§ 2.45 p.m.
§ The Minister of State, Office of the Deputy Prime Minister (Lord Rooker)
My Lords, the Office of the Deputy Prime Minister has recently commissioned research to evaluate the impact of the changes to Part M of the building regulations, which concerns the accessibility of all new homes and was introduced in 1999. The work is expected to begin before Christmas and to report in about two years’ time.
§ Lord Best
My Lords, I thank the Minister for that Answer and for the positive confirmation that a review of the regulations will be taking place. Will he ensure that in the review consideration is given to the problem of some house builders failing to comply with the regulations, which now stipulate, for example, that all new homes must have level front entrances for the benefit of disabled or elderly people? Will he also in that review look to the future and add a few more measures to those regulations in order to make more homes fully accessible to people with any kind of disability, continuing the good work that was done with their earlier revision?
§ Lord Rooker
My Lords, we will look further. The review is being undertaken in order to see what has happened to Part M. It concerned only the provision for people to visit new dwelling houses and to use the principal storey. That is not the same as designing a building for lifetime experience. It is true that some of the builders are ignoring it. The public end up subsidising the building industry by way of the disabled facilities grant which last year was £175 million. That is the overall effect. If we can install facilities when homes are built in the first place, we will not only save money but improve people's quality of life.
§ Baroness Wilkins
My Lords, is the Minister aware of the enormous hidden costs caused by the scarcity of accessible housing?

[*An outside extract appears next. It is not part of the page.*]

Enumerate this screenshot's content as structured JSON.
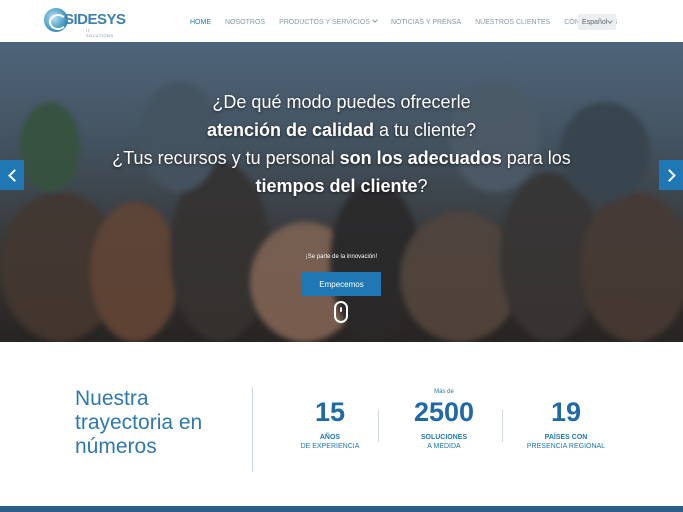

I have in mind the huge additional burdens on care services and the costs in unemployment and loss of employment. Is he aware that that affects not only people who are permanently disabled, but those who are temporarily so—such as from breaking a leg? I declare an interest on both counts. Have the Government made an assessment of the potential savings of ensuring that lifetime home standards are adhered to in all new housing developments?
§ Lord Rooker
My Lords, no, not in the way the noble Baroness puts it, but it will be covered by part of 935 our review. The regulations have been in place for four years. There is a cost and there will be others. I am not saying that the £175 million disabled facilities grant will be wiped out completely, but there is a large hidden cost in failing to ensure that our homes are designed properly. Furthermore, there is a good deal of ignorance among house builders about the needs of disabled people.
§ Baroness Maddock
My Lords, will the Minister reassure us on another point? He will know that there is a perception among some builders of a conflict between planning policy guideline 3, which tries to increase density, and Part M of the regulations? Density is also increased in the sustainable communities plan. Will the Minister reassure us that the Government will look seriously at that issue so that many of the homes built under the sustainable communities plan will not ultimately be inaccessible?
§ Lord Rooker
My Lords, I absolutely refute that building to a higher density means building to a lower quality. That includes the facilities for people with disabilities and Part M. It is an excuse made by builders and those who want to continue building at low densities, wasting the valuable asset of our land.
§ Baroness Greengross
My Lords, how can the Government encourage more flexible lifetime housing, which he mentioned; for example, the kind of houses that are being constructed in The Netherlands? In those, only the outer shell of the house is fixed and the inner walls are easy to move around so that as one goes through the life the house will adapt to suit one's needs rather than the other way around.
§ Lord Rooker
My Lords, yes, I have heard about some of the work that is going on in The Netherlands. As I say, we will seriously review the regulations because there is a good case for designing properties for lifetime use. That means flexibility. That still means that we are dealing only with new buildings while there are 25 million existing dwellings in the country to deal with. We must not ignore the fact that we shall still have a large programme of adaptations.
§ Lord Dixon-Smith
My Lords, although the Government are to be commended on commencing a review of the regulations in relation to residential housing, the fact is that they have just completed a review of non-residential buildings. I may have a peculiar sense of priorities: while access to non-residential buildings for disabled people is very important, access to residential buildings is absolutely essential, fundamental and vital. Can the Minister explain how the Government managed to get their priorities the wrong way round?
§ Lord Rooker
My Lords, I do not believe that we did get them the wrong way round. Where practical, all buildings, whether old or new, should be available for use by all citizens, particularly if they are public buildings where access is required by the public. It does 936 not matter what they are for. We have already brought in Part M of the building regulations to deal with that matter. I accept that that happened only in 1999 and that therefore they have been in place for only four years. There is a good deal of ignorance about the regulations, even among some builders and, I regret to say, probably among some architects. I pay tribute to the work of the Joseph Rowntree Foundation in that respect—it is very important. However, I do not accept what the noble Lord said about our priorities. We are operating on both fronts—in relation to both domestic dwellings and commercial public buildings.
§ Baroness Masham of Ilton
My Lords, I thank my noble friend Lord Best for all that he does with regard to housing for disabled people. I want to say how important that is. Will the Minister encourage greater accessibility to old as well as new buildings? Is he aware that I am going to dinner tonight in Westminster Gardens and that my block of flats, on one side of the building, is accessible because I live there? However, I am going to dinner on the other side, where there is a four-inch step. It is so easy to install ramps in those buildings. Will he encourage the use of such aids?
§ Lord Rooker
My Lords, of course. That follows on from what I said in answer to the previous questions. We have an overall policy—it is a public policy shared by everyone—to ensure that, where practical, all buildings are accessible by all people.